Welcome mate to the best forum around -







-Tony


----------



## MIKE (Feb 23, 2003)

Welcome to







Andrew.

I can't pretend I'm not envious of you
















If you ever get tired of it or fancy a swap you know where I am.

Mike


----------



## mach 0.0013137 (Jan 10, 2005)

Welcome to the Forum Andrew, now you`re here that _"small but growing collection"_ certainly will


----------



## Mutley (Apr 17, 2007)

MIKE said:


> Welcome to
> 
> 
> 
> ...


Thanks for the warm welcome to all of you and I'll bare your comment in mind Mike.

I'm fairly new to this watch collecting so I am still very much in buying mode, so for the moment all my watches are keepers.

Most of the collection is made up of divers or chronos (or as the 710 says "whats this thing you've got with bezels & buttons







)

I have about 8 divers inc. an '87 Submariner 16800, Oris Blue TT1, O&W M2, a couple of Zeno Divers, Seiko Orange Monster & a few others.

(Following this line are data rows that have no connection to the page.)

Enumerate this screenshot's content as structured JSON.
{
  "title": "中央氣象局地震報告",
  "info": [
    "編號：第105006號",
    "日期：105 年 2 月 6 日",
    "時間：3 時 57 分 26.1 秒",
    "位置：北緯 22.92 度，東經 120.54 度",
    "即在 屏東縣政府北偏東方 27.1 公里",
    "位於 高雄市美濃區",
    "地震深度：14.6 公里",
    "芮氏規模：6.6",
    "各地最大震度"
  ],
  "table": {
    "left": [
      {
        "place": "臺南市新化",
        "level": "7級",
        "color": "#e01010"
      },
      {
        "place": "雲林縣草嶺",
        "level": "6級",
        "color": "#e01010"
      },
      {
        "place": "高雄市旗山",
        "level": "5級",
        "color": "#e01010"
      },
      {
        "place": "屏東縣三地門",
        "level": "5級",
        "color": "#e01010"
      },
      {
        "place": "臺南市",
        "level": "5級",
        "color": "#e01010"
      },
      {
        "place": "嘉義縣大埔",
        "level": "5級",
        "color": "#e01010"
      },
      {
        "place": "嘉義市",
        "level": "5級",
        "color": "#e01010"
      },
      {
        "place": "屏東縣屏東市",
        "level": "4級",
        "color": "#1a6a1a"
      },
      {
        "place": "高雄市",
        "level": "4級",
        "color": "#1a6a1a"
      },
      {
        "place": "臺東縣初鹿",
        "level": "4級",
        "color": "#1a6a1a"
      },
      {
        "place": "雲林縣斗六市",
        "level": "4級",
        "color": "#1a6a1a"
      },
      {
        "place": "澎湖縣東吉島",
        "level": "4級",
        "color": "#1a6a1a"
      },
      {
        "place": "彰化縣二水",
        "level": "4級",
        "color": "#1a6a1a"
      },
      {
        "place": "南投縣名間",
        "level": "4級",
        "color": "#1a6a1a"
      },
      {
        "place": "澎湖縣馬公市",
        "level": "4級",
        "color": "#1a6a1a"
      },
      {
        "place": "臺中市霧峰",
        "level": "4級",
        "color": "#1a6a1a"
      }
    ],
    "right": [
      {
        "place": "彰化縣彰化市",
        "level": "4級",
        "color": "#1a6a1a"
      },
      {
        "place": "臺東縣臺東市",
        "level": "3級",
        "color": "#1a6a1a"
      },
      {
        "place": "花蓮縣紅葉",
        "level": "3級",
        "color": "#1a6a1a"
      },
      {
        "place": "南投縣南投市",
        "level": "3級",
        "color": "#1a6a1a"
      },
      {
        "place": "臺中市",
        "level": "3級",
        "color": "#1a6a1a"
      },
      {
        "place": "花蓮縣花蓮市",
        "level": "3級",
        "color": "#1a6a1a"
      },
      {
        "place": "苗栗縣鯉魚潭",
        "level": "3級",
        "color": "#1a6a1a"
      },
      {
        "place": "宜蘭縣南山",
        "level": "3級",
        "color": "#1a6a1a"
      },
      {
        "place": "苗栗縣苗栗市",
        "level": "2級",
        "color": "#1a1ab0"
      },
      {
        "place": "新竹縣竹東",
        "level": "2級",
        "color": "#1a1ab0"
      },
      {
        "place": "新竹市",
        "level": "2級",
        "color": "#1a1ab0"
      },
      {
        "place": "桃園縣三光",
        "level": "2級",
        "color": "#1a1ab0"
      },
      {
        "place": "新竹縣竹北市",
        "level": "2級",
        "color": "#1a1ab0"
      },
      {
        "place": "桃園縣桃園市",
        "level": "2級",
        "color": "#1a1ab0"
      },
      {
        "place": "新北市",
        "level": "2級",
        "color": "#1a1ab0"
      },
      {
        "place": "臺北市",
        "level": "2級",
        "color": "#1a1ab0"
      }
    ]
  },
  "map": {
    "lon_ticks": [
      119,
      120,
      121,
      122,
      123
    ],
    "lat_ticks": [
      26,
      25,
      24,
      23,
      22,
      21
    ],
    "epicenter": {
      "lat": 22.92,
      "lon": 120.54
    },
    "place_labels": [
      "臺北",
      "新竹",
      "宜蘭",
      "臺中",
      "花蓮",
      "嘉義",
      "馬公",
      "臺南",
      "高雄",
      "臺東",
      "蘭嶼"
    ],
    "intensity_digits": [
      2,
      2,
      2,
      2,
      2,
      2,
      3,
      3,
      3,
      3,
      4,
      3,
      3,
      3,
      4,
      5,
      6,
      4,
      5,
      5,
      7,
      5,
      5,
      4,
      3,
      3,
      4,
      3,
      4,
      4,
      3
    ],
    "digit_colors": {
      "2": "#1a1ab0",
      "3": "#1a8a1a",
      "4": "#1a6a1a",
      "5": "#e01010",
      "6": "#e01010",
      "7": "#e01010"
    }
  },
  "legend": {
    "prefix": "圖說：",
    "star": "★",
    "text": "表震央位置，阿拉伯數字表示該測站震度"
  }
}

My chronos inc. a Speedy Pro, Chase Durer, Sorna world time, Poljot and now a O&W Selectron.

The rest of them probably go in the "bought late on a Saturday night after to many JD & Cokes" catergory







which in a way gives them a certain charm









Cheers

Andrew


----------



## jasonm (Nov 22, 2003)

Welcome to tthe forum Andrew


----------



## SharkBike (Apr 15, 2005)

Andrew,

Sounds like you'll fit in quite nicely here...great watch collection, JD & Cokes leading to questionable purchases, and a 710 who doesn't quite get it.

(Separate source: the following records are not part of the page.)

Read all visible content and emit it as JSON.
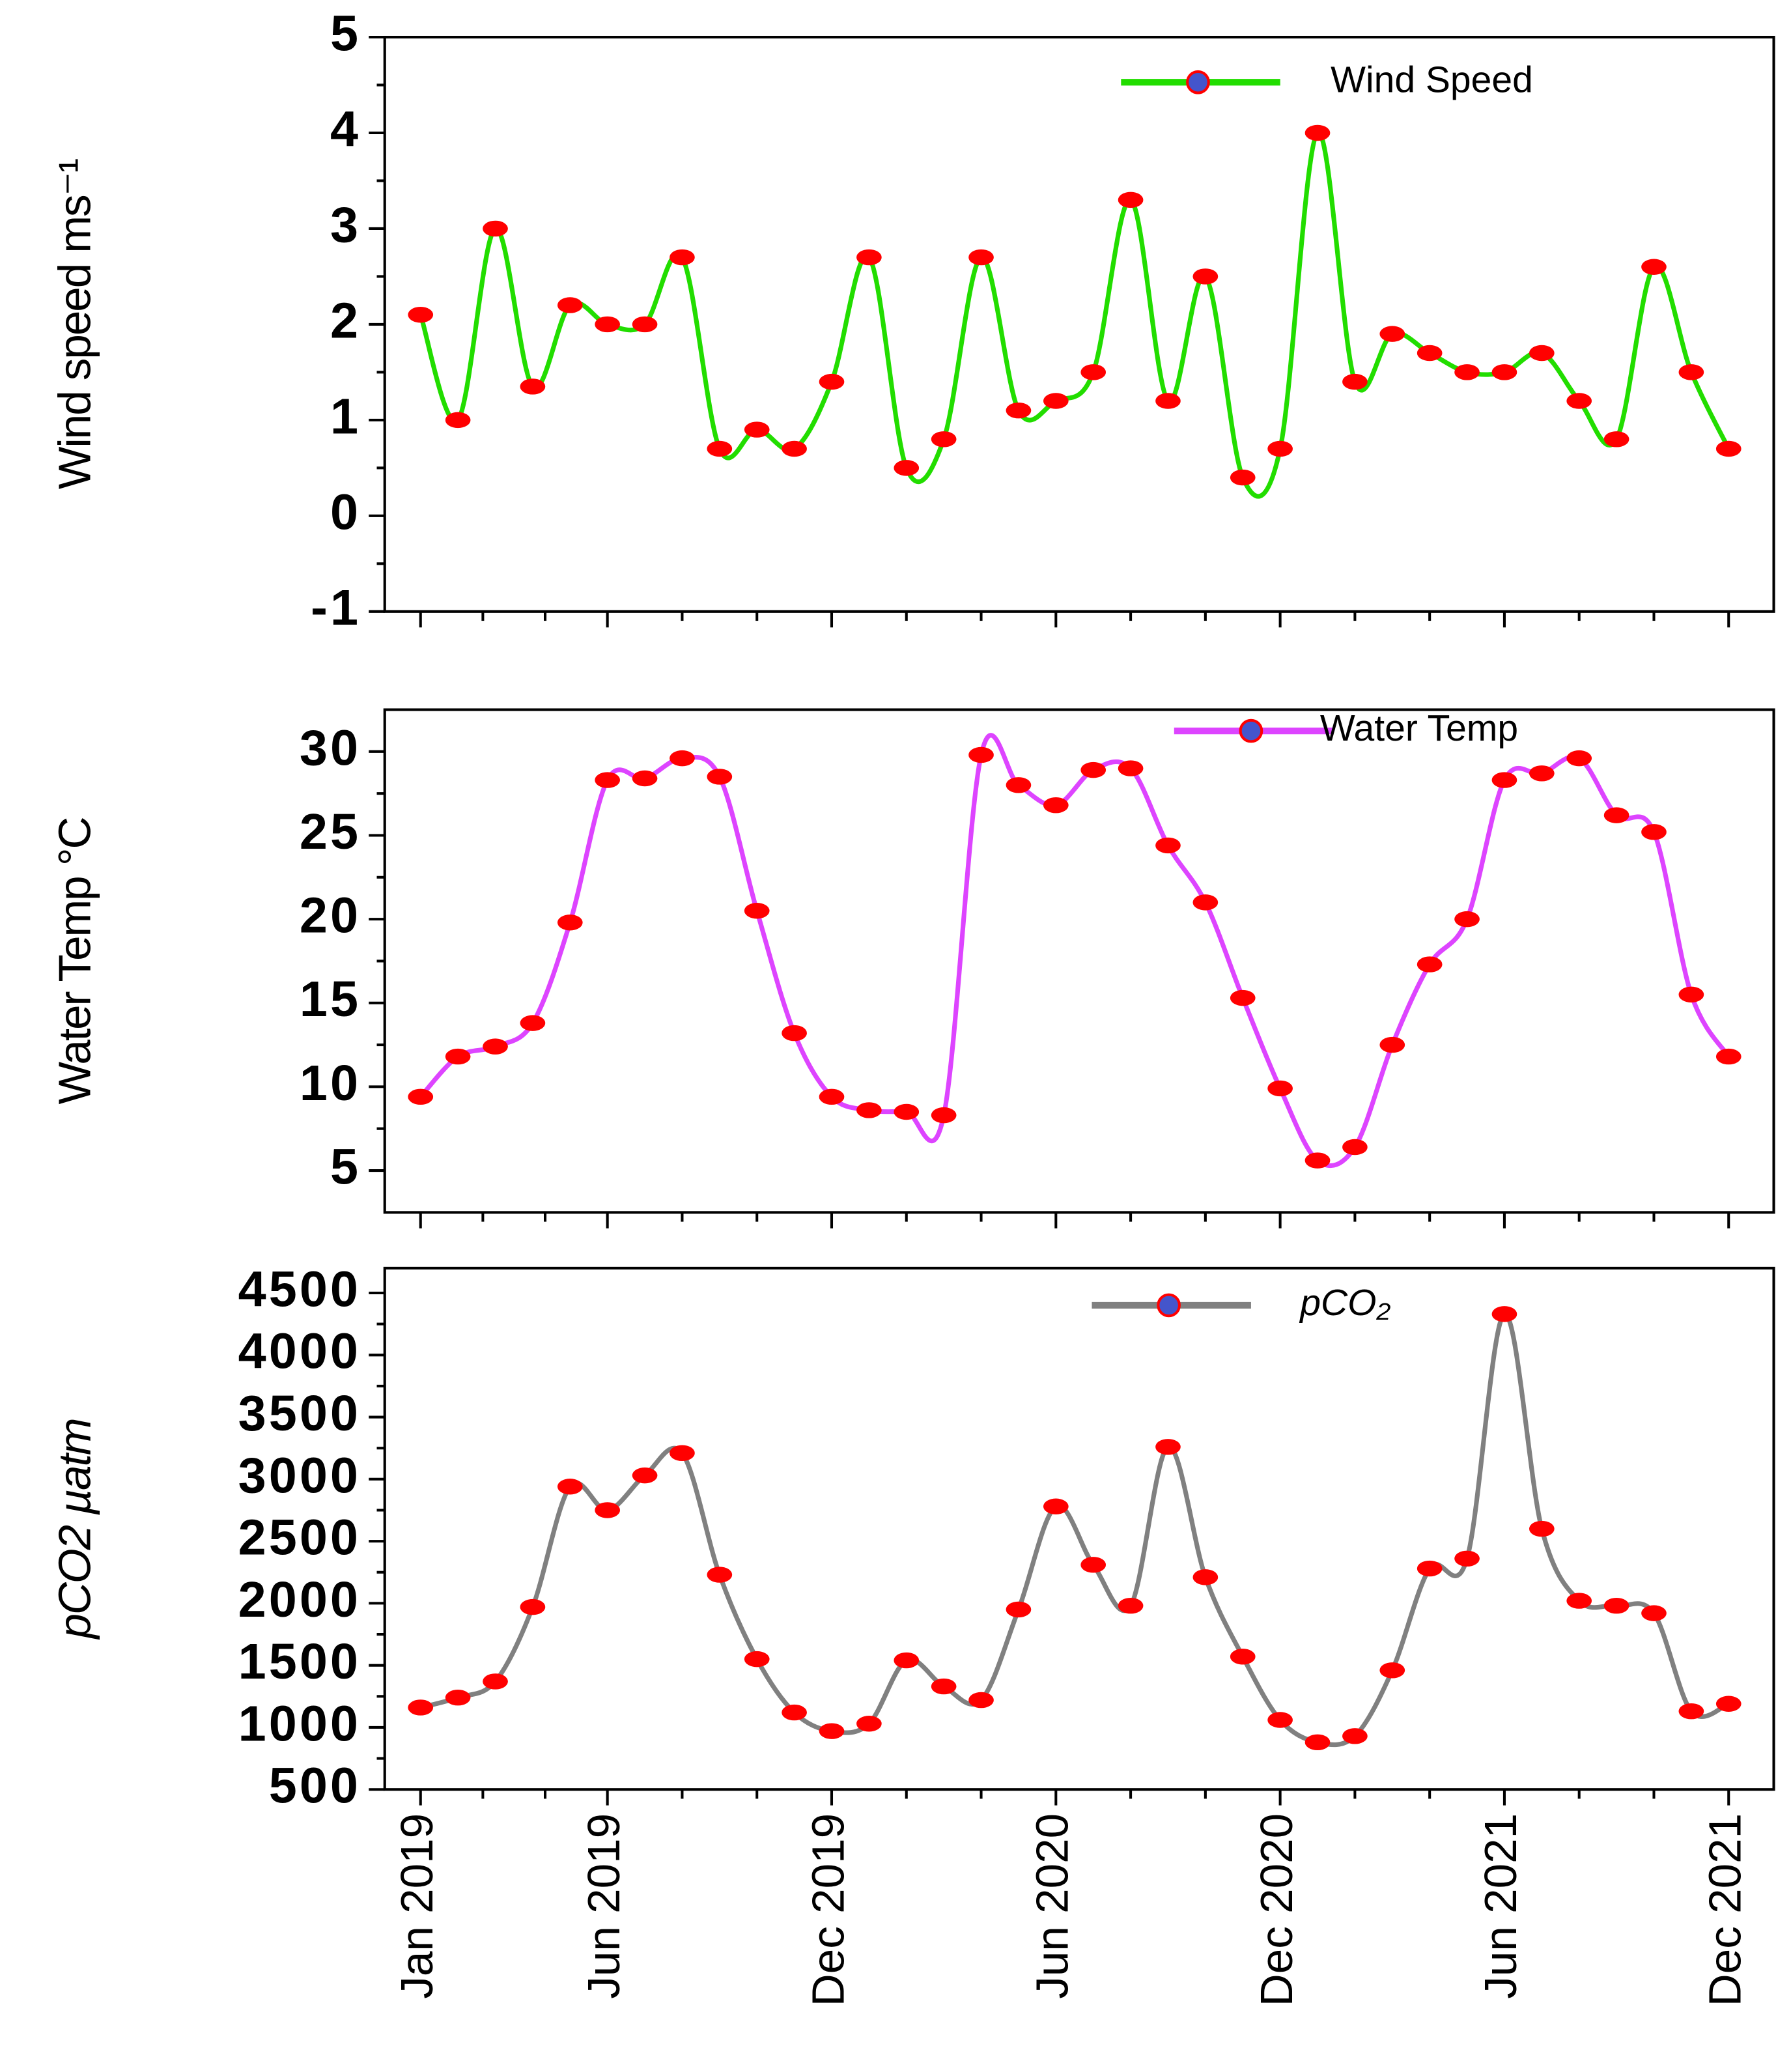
{
  "chart_data": [
    {
      "type": "line",
      "ylabel": "Wind speed ms⁻¹",
      "x": [
        "2019-01",
        "2019-02",
        "2019-03",
        "2019-04",
        "2019-05",
        "2019-06",
        "2019-07",
        "2019-08",
        "2019-09",
        "2019-10",
        "2019-11",
        "2019-12",
        "2020-01",
        "2020-02",
        "2020-03",
        "2020-04",
        "2020-05",
        "2020-06",
        "2020-07",
        "2020-08",
        "2020-09",
        "2020-10",
        "2020-11",
        "2020-12",
        "2021-01",
        "2021-02",
        "2021-03",
        "2021-04",
        "2021-05",
        "2021-06",
        "2021-07",
        "2021-08",
        "2021-09",
        "2021-10",
        "2021-11",
        "2021-12"
      ],
      "xlim": [
        "2019-01",
        "2021-12"
      ],
      "series": [
        {
          "name": "Wind Speed",
          "color": "#22dd00",
          "marker_color": "#ff0000",
          "values": [
            2.1,
            1.0,
            3.0,
            1.35,
            2.2,
            2.0,
            2.0,
            2.7,
            0.7,
            0.9,
            0.7,
            1.4,
            2.7,
            0.5,
            0.8,
            2.7,
            1.1,
            1.2,
            1.5,
            3.3,
            1.2,
            2.5,
            0.4,
            0.7,
            4.0,
            1.4,
            1.9,
            1.7,
            1.5,
            1.5,
            1.7,
            1.2,
            0.8,
            2.6,
            1.5,
            0.7
          ]
        }
      ],
      "ylim": [
        -1,
        5
      ],
      "yticks": [
        -1,
        0,
        1,
        2,
        3,
        4,
        5
      ]
    },
    {
      "type": "line",
      "ylabel": "Water Temp °C",
      "x": [
        "2019-01",
        "2019-02",
        "2019-03",
        "2019-04",
        "2019-05",
        "2019-06",
        "2019-07",
        "2019-08",
        "2019-09",
        "2019-10",
        "2019-11",
        "2019-12",
        "2020-01",
        "2020-02",
        "2020-03",
        "2020-04",
        "2020-05",
        "2020-06",
        "2020-07",
        "2020-08",
        "2020-09",
        "2020-10",
        "2020-11",
        "2020-12",
        "2021-01",
        "2021-02",
        "2021-03",
        "2021-04",
        "2021-05",
        "2021-06",
        "2021-07",
        "2021-08",
        "2021-09",
        "2021-10",
        "2021-11",
        "2021-12"
      ],
      "xlim": [
        "2019-01",
        "2021-12"
      ],
      "series": [
        {
          "name": "Water Temp",
          "color": "#dd44ff",
          "marker_color": "#ff0000",
          "values": [
            9.4,
            11.8,
            12.4,
            13.8,
            19.8,
            28.3,
            28.4,
            29.6,
            28.5,
            20.5,
            13.2,
            9.4,
            8.6,
            8.5,
            8.3,
            29.8,
            28.0,
            26.8,
            28.9,
            29.0,
            24.4,
            21.0,
            15.3,
            9.9,
            5.6,
            6.4,
            12.5,
            17.3,
            20.0,
            28.3,
            28.7,
            29.6,
            26.2,
            25.2,
            15.5,
            11.8
          ]
        }
      ],
      "ylim": [
        2.5,
        32.5
      ],
      "yticks": [
        5,
        10,
        15,
        20,
        25,
        30
      ]
    },
    {
      "type": "line",
      "ylabel": "pCO2 µatm",
      "x": [
        "2019-01",
        "2019-02",
        "2019-03",
        "2019-04",
        "2019-05",
        "2019-06",
        "2019-07",
        "2019-08",
        "2019-09",
        "2019-10",
        "2019-11",
        "2019-12",
        "2020-01",
        "2020-02",
        "2020-03",
        "2020-04",
        "2020-05",
        "2020-06",
        "2020-07",
        "2020-08",
        "2020-09",
        "2020-10",
        "2020-11",
        "2020-12",
        "2021-01",
        "2021-02",
        "2021-03",
        "2021-04",
        "2021-05",
        "2021-06",
        "2021-07",
        "2021-08",
        "2021-09",
        "2021-10",
        "2021-11",
        "2021-12"
      ],
      "xlim": [
        "2019-01",
        "2021-12"
      ],
      "xticks": [
        {
          "value": "2019-01",
          "label": "Jan 2019"
        },
        {
          "value": "2019-06",
          "label": "Jun 2019"
        },
        {
          "value": "2019-12",
          "label": "Dec 2019"
        },
        {
          "value": "2020-06",
          "label": "Jun 2020"
        },
        {
          "value": "2020-12",
          "label": "Dec 2020"
        },
        {
          "value": "2021-06",
          "label": "Jun 2021"
        },
        {
          "value": "2021-12",
          "label": "Dec 2021"
        }
      ],
      "series": [
        {
          "name": "pCO₂",
          "color": "#808080",
          "marker_color": "#ff0000",
          "values": [
            1160,
            1240,
            1370,
            1970,
            2940,
            2750,
            3030,
            3210,
            2230,
            1550,
            1120,
            970,
            1030,
            1540,
            1330,
            1220,
            1950,
            2780,
            2310,
            1980,
            3260,
            2210,
            1570,
            1060,
            880,
            930,
            1460,
            2280,
            2360,
            4330,
            2600,
            2020,
            1980,
            1920,
            1130,
            1190
          ]
        }
      ],
      "ylim": [
        500,
        4700
      ],
      "yticks": [
        500,
        1000,
        1500,
        2000,
        2500,
        3000,
        3500,
        4000,
        4500
      ]
    }
  ]
}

Welcome...and pull up a chair.

btw...does Mutley come from The Wacky Races? (one of my favorite cartoons as a kid)


----------



## Robert (Jul 26, 2006)

A nice collection.



mutley said:


> The rest of them probably go in the "bought late on a Saturday night after to many JD & Cokes" catergory
> 
> 
> 
> ...


You will not feel alone here then


----------



## Ironpants (Jul 1, 2005)

SharkBike said:


> Andrew,
> 
> Sounds like you'll fit in quite nicely here...great watch collection, JD & Cokes leading to questionable purchases, and a 710 who doesn't quite get it.
> 
> ...


fussel wussel......

Toby


----------



## Mutley (Apr 17, 2007)

SharkBike said:


> Andrew,
> 
> Sounds like you'll fit in quite nicely here...great watch collection, JD & Cokes leading to questionable purchases, and a 710 who doesn't quite get it.
> 
> ...


SharkBike

That picture says it all, it's also one of the only names the 710 calls me that can be mentioned on a family forum


----------



## SharkBike (Apr 15, 2005)

mutley said:


> SharkBike
> 
> That picture says it all, it's also one of the only names the 710 calls me that can be mentioned on a family forum


This is a family forum? Drat, drat, and double drat!

How the %&#$ (family friendly expletive) did I ever get to 99 posts without receiving a single admonishment for inappropriate language?

Hey...look at that...I have 99 posts...and it only took me two years and three days. I'm gonna have to come up with something really _dastardly _for #100.


----------